There is another form of bidirectional_subranges(). This second form takes a line width extent and a callable to provide the extent of a subsequence of code points. These parameters are the same as the ones passed to some of the line break overloads.

This form is necessary because the locations of line breaks within the text can affect the output of the bidirectional algorithm. Therefore, the bidirectional algorithm needs to know the positions of line breaks in order to operate correctly.

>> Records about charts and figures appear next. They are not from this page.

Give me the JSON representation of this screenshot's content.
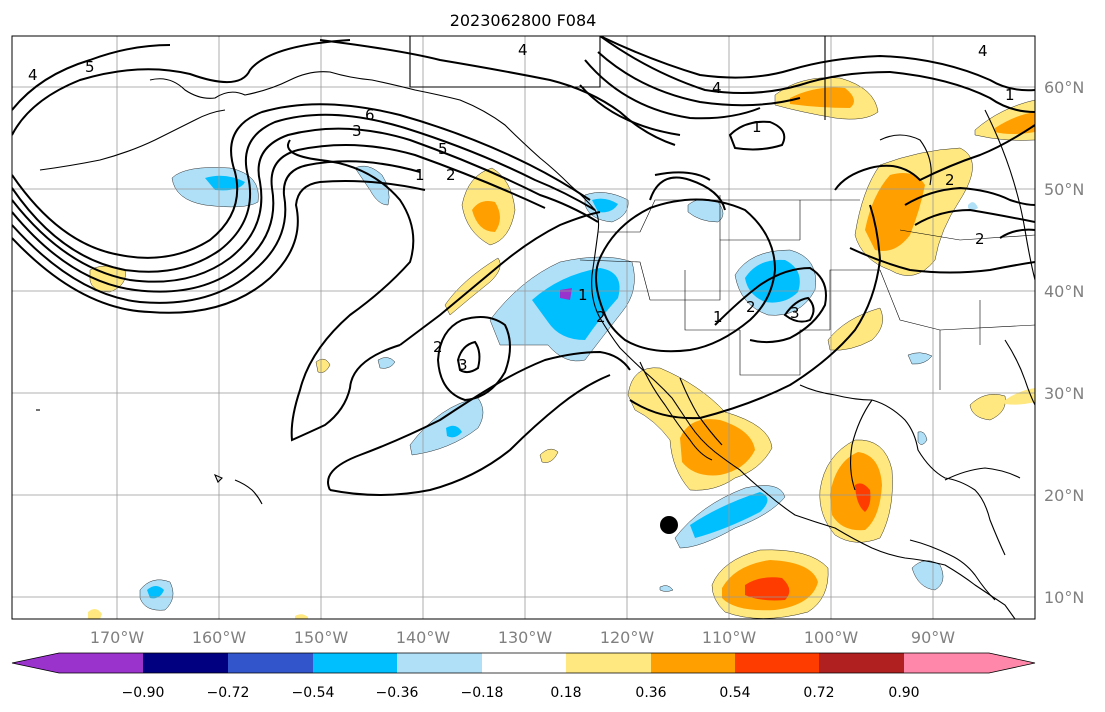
{
  "title": "2023062800 F084",
  "lon_ticks": [
    "170°W",
    "160°W",
    "150°W",
    "140°W",
    "130°W",
    "120°W",
    "110°W",
    "100°W",
    "90°W"
  ],
  "lat_ticks": [
    "60°N",
    "50°N",
    "40°N",
    "30°N",
    "20°N",
    "10°N"
  ],
  "colorbar": {
    "labels": [
      "−0.90",
      "−0.72",
      "−0.54",
      "−0.36",
      "−0.18",
      "0.18",
      "0.36",
      "0.54",
      "0.72",
      "0.90"
    ],
    "colors": [
      "#9933cc",
      "#000080",
      "#3355cc",
      "#00bfff",
      "#b0e0f8",
      "#ffffff",
      "#ffe880",
      "#ffa000",
      "#ff3c00",
      "#b02020",
      "#ff88aa"
    ]
  },
  "contour_labels": [
    "4",
    "5",
    "4",
    "4",
    "6",
    "3",
    "5",
    "1",
    "2",
    "1",
    "4",
    "1",
    "2",
    "2",
    "1",
    "2",
    "3",
    "2",
    "3",
    "1",
    "2"
  ],
  "colors": {
    "contour": "#000000",
    "grid": "#999999",
    "coast": "#000000",
    "marker": "#000000"
  }
}
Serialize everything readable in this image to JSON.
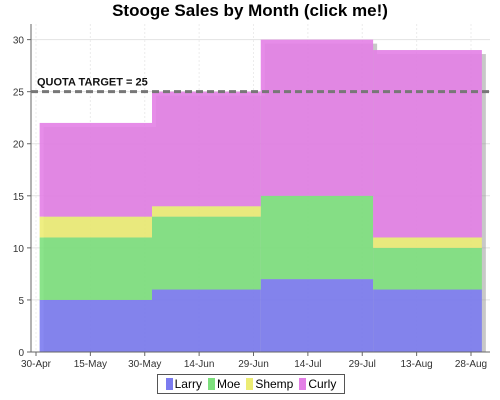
{
  "chart_data": {
    "type": "area",
    "subtype": "stacked-step",
    "title": "Stooge Sales by Month (click me!)",
    "xlabel": "",
    "ylabel": "",
    "x_ticks": [
      "30-Apr",
      "15-May",
      "30-May",
      "14-Jun",
      "29-Jun",
      "14-Jul",
      "29-Jul",
      "13-Aug",
      "28-Aug"
    ],
    "x_tick_dates": [
      "2023-04-30",
      "2023-05-15",
      "2023-05-30",
      "2023-06-14",
      "2023-06-29",
      "2023-07-14",
      "2023-07-29",
      "2023-08-13",
      "2023-08-28"
    ],
    "y_ticks": [
      0,
      5,
      10,
      15,
      20,
      25,
      30
    ],
    "ylim": [
      0,
      31.5
    ],
    "grid": true,
    "legend_position": "bottom",
    "categories": [
      "May",
      "June",
      "July",
      "August"
    ],
    "period_starts": [
      "2023-05-01",
      "2023-06-01",
      "2023-07-01",
      "2023-08-01"
    ],
    "period_end": "2023-08-31",
    "series": [
      {
        "name": "Larry",
        "values": [
          5,
          6,
          7,
          6
        ],
        "color": "#7b7bf0"
      },
      {
        "name": "Moe",
        "values": [
          6,
          7,
          8,
          4
        ],
        "color": "#7de07d"
      },
      {
        "name": "Shemp",
        "values": [
          2,
          1,
          0,
          1
        ],
        "color": "#ecec74"
      },
      {
        "name": "Curly",
        "values": [
          9,
          11,
          15,
          18
        ],
        "color": "#e37fe6"
      }
    ],
    "annotations": [
      {
        "text": "QUOTA TARGET = 25",
        "y": 25,
        "style": "dashed-line"
      }
    ]
  }
}
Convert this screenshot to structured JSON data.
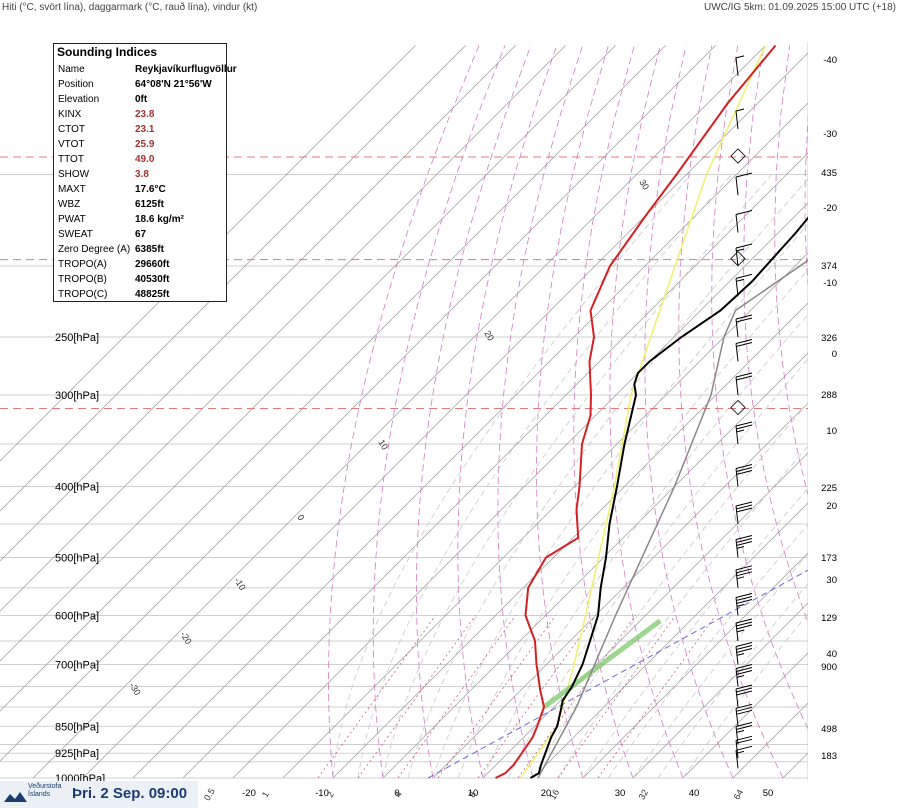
{
  "header": {
    "left": "Hiti (°C, svört lína), daggarmark (°C, rauð lína), vindur (kt)",
    "right": "UWC/IG 5km: 01.09.2025 15:00 UTC (+18)"
  },
  "indices": {
    "title": "Sounding Indices",
    "rows": [
      {
        "k": "Name",
        "v": "Reykjavíkurflugvöllur"
      },
      {
        "k": "Position",
        "v": "64°08'N 21°56'W"
      },
      {
        "k": "Elevation",
        "v": "0ft"
      },
      {
        "k": "KINX",
        "v": "23.8"
      },
      {
        "k": "CTOT",
        "v": "23.1"
      },
      {
        "k": "VTOT",
        "v": "25.9"
      },
      {
        "k": "TTOT",
        "v": "49.0"
      },
      {
        "k": "SHOW",
        "v": "3.8"
      },
      {
        "k": "MAXT",
        "v": "17.6°C"
      },
      {
        "k": "WBZ",
        "v": "6125ft"
      },
      {
        "k": "PWAT",
        "v": "18.6 kg/m²"
      },
      {
        "k": "SWEAT",
        "v": "67"
      },
      {
        "k": "Zero Degree (A)",
        "v": "6385ft"
      },
      {
        "k": "TROPO(A)",
        "v": "29660ft"
      },
      {
        "k": "TROPO(B)",
        "v": "40530ft"
      },
      {
        "k": "TROPO(C)",
        "v": "48825ft"
      }
    ]
  },
  "footer": {
    "logo_line1": "Veðurstofa",
    "logo_line2": "Íslands",
    "datetime": "Þri. 2 Sep. 09:00"
  },
  "chart_data": {
    "type": "line",
    "pressure_labels": [
      {
        "p": 250,
        "label": "250[hPa]"
      },
      {
        "p": 300,
        "label": "300[hPa]"
      },
      {
        "p": 400,
        "label": "400[hPa]"
      },
      {
        "p": 500,
        "label": "500[hPa]"
      },
      {
        "p": 600,
        "label": "600[hPa]"
      },
      {
        "p": 700,
        "label": "700[hPa]"
      },
      {
        "p": 850,
        "label": "850[hPa]"
      },
      {
        "p": 925,
        "label": "925[hPa]"
      },
      {
        "p": 1000,
        "label": "1000[hPa]"
      }
    ],
    "right_labels": [
      "-40",
      "-30",
      "435",
      "-20",
      "374",
      "-10",
      "326",
      "0",
      "288",
      "10",
      "225",
      "20",
      "173",
      "30",
      "129",
      "40",
      "900",
      "498",
      "183"
    ],
    "x_tick_labels": [
      "-20",
      "-10",
      "0",
      "10",
      "20",
      "30",
      "40",
      "50"
    ],
    "isotherm_labels": [
      "30",
      "20",
      "10",
      "0",
      "-10",
      "-20",
      "-30"
    ],
    "bottom_labels": [
      "0.5",
      "1",
      "2",
      "4",
      "8",
      "16",
      "32",
      "64"
    ],
    "temperature": [
      {
        "p": 1000,
        "t": 9.5
      },
      {
        "p": 985,
        "t": 10.2
      },
      {
        "p": 960,
        "t": 9.0
      },
      {
        "p": 925,
        "t": 7.5
      },
      {
        "p": 880,
        "t": 5.5
      },
      {
        "p": 850,
        "t": 4.5
      },
      {
        "p": 800,
        "t": 1.5
      },
      {
        "p": 785,
        "t": 0.5
      },
      {
        "p": 750,
        "t": -0.5
      },
      {
        "p": 700,
        "t": -2.8
      },
      {
        "p": 650,
        "t": -6.0
      },
      {
        "p": 600,
        "t": -9.5
      },
      {
        "p": 550,
        "t": -14.5
      },
      {
        "p": 500,
        "t": -19.5
      },
      {
        "p": 450,
        "t": -25.5
      },
      {
        "p": 400,
        "t": -31.5
      },
      {
        "p": 350,
        "t": -38.5
      },
      {
        "p": 300,
        "t": -46.0
      },
      {
        "p": 290,
        "t": -48.5
      },
      {
        "p": 280,
        "t": -50.0
      },
      {
        "p": 270,
        "t": -50.0
      },
      {
        "p": 250,
        "t": -48.5
      },
      {
        "p": 230,
        "t": -46.0
      },
      {
        "p": 210,
        "t": -45.5
      },
      {
        "p": 180,
        "t": -46.5
      },
      {
        "p": 150,
        "t": -48.5
      },
      {
        "p": 120,
        "t": -51.5
      },
      {
        "p": 100,
        "t": -54.0
      }
    ],
    "dewpoint": [
      {
        "p": 1000,
        "t": 2.5
      },
      {
        "p": 985,
        "t": 3.5
      },
      {
        "p": 960,
        "t": 3.5
      },
      {
        "p": 925,
        "t": 2.8
      },
      {
        "p": 880,
        "t": 1.8
      },
      {
        "p": 850,
        "t": 0.5
      },
      {
        "p": 800,
        "t": -2.0
      },
      {
        "p": 760,
        "t": -6.0
      },
      {
        "p": 700,
        "t": -12.0
      },
      {
        "p": 650,
        "t": -17.0
      },
      {
        "p": 600,
        "t": -24.0
      },
      {
        "p": 550,
        "t": -29.0
      },
      {
        "p": 500,
        "t": -31.5
      },
      {
        "p": 470,
        "t": -29.0
      },
      {
        "p": 430,
        "t": -35.0
      },
      {
        "p": 400,
        "t": -39.0
      },
      {
        "p": 350,
        "t": -47.0
      },
      {
        "p": 320,
        "t": -51.0
      },
      {
        "p": 300,
        "t": -55.0
      },
      {
        "p": 270,
        "t": -62.0
      },
      {
        "p": 250,
        "t": -66.0
      },
      {
        "p": 230,
        "t": -72.0
      },
      {
        "p": 200,
        "t": -77.0
      },
      {
        "p": 170,
        "t": -80.0
      },
      {
        "p": 150,
        "t": -82.0
      },
      {
        "p": 120,
        "t": -86.0
      },
      {
        "p": 100,
        "t": -88.0
      }
    ],
    "tropopause_levels": [
      313,
      196,
      142
    ],
    "wind_barbs": [
      {
        "p": 970,
        "speed": 15
      },
      {
        "p": 940,
        "speed": 20
      },
      {
        "p": 900,
        "speed": 25
      },
      {
        "p": 850,
        "speed": 30
      },
      {
        "p": 800,
        "speed": 30
      },
      {
        "p": 750,
        "speed": 35
      },
      {
        "p": 700,
        "speed": 35
      },
      {
        "p": 650,
        "speed": 35
      },
      {
        "p": 600,
        "speed": 35
      },
      {
        "p": 550,
        "speed": 35
      },
      {
        "p": 500,
        "speed": 35
      },
      {
        "p": 450,
        "speed": 30
      },
      {
        "p": 400,
        "speed": 30
      },
      {
        "p": 350,
        "speed": 25
      },
      {
        "p": 300,
        "speed": 20
      },
      {
        "p": 270,
        "speed": 20
      },
      {
        "p": 250,
        "speed": 20
      },
      {
        "p": 220,
        "speed": 15
      },
      {
        "p": 200,
        "speed": 15
      },
      {
        "p": 180,
        "speed": 10
      },
      {
        "p": 160,
        "speed": 10
      },
      {
        "p": 130,
        "speed": 5
      },
      {
        "p": 110,
        "speed": 5
      }
    ]
  }
}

For example:

boost::text::text const memory_order_text =
    (char const *)
    u8"When I type \"Hello, bidirectional world\" into Google translate "
    u8"English->Arabic, it produces \"هاجتالا يئانث ملاع ، ابحرم\".  I have no "
    u8"idea if it's correct.\n";

#ifdef BOOST_NO_CXX14_GENERIC_LAMBDAS
// This is an out-of-line callable with a operator() member template.  It's
// just like the lambda below.
extent_callable extent;
#else
// The extent callable used in the line-breaking example took parameters of
// fixed type.  The bidirectional algorithm needs to call this using some of
// its own internal iterators, so the extent-callable it expects should be
// written as a template or a generic lambda.
auto const extent = [](auto first, auto last) {
    boost::text::grapheme_view<decltype(first)> range(first, last);
    return std::distance(range.begin(), range.end());
};
#endif

/* Prints:
************************************************************
When I type "Hello, bidirectional world" into Google
translate English->Arabic, it produces "ثنائي الاتجاه
مرحبا ، عالم".  I have no idea if it's correct.
************************************************************
*/
std::cout << "**************************************************\n";
for (auto range :
     memory_order_text | boost::text::bidirectional_subranges(60, extent)) {
    for (auto grapheme : range) {
        std::cout << grapheme;
    }
    // With the example for line breaking, our predicate in this spot was
    // !hard_break().  In this case though, there are some subranges that have
    // no line breaks at all.  Since we don't want double line breaks, we
    // still don't add a line break after a hard_break() (because those will
    // come after a sequence that already causes a line break, like "\r\n").
    // That leaves the need to break only after allowed breaks.
    if (range.allowed_break())
        std::cout << "\n";
}
std::cout << "**************************************************\n";

[Important] Important

The extent-callable used in the line breaking API takes two parameters of exact type. The extent-callable used above must take two parameters of any type that models code_point_iter. This is because the callable is used with some internal iterator types that do not match the code_point_iters in the top-level range that you pass to bidirectional_subranges().

As with most of the other Unicode layer algorithms, overloads of the two forms above exist for grapheme_range, code_point_range, and code_point_iter/sentinel inputs.